Background: Apoptosis of vascular endothelial cells (ECs) can be induced in vitro by experimentally modified LDL. Description of proapoptotic circulating lipoproteins may significantly enhance understanding of atherothrombosis pathophysiology.
Methods and results: Fast protein liquid chromatography of LDL samples from 7 asymptomatic, hypercholesterolemic patients yielded subfractions L1-L5 in increasing electronegativity. L4 and L5 were not detectable or collectible in normolipidemic samples. In bovine aortic EC cultures, L5 induced marked apoptosis and L4 had a mild effect, whereas hypercholesterolemic or normolipidemic L1-L3 had negligible effects. Compared with copper-oxidized LDL, L5 was only mildly oxidized, although its propensity to form conjugated dienes in response to copper exceeded that of other subfractions. L5-induced apoptosis was associated with suppressed fibroblast growth factor 2 (FGF-2) transcription, as assessed by nuclear run-on analysis. Degrading platelet-activating factor (PAF)-like lipids in L5 by a recombinant PAF acetylhydrolase prevented both FGF-2 downregulation and apoptosis. Furthermore, the ability of L5 lipid extract to induce calcium influx into neutrophils was lost after pretreatment of the extract with PAF acetylhydrolase. FGF-2 supplementation, PAF receptor (PAFR) blockade with WEB-2086, and inactivation of PAFR-coupled Gi protein with pertussis toxin all effectively attenuated L5-induced apoptosis.
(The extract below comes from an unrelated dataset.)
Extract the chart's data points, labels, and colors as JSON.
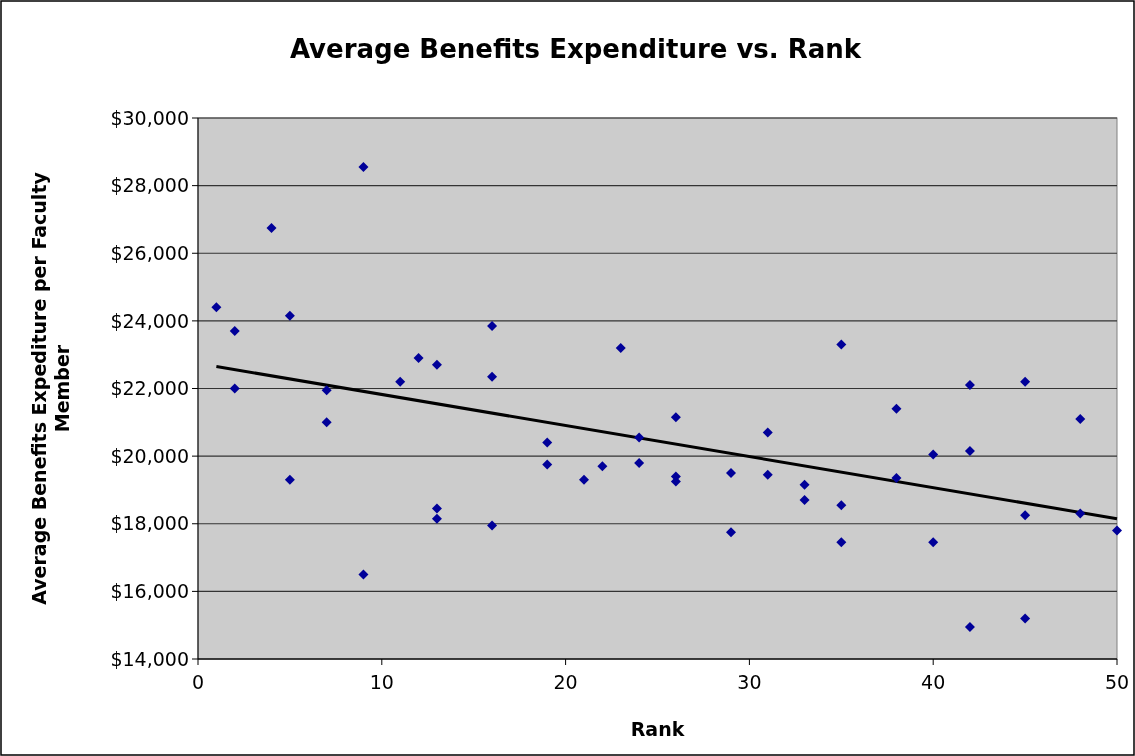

Conclusions: Our findings indicate that a highly electronegative, mildly oxidized LDL subfraction present in human hypercholesterolemic but not normolipidemic plasma can induce apoptosis in cultured ECs. The evidence that a freshly isolated LDL species modulates transcription of FGF-2 may provide a physiological insight into the mechanism of vascular EC apoptosis in hypercholesterolemia.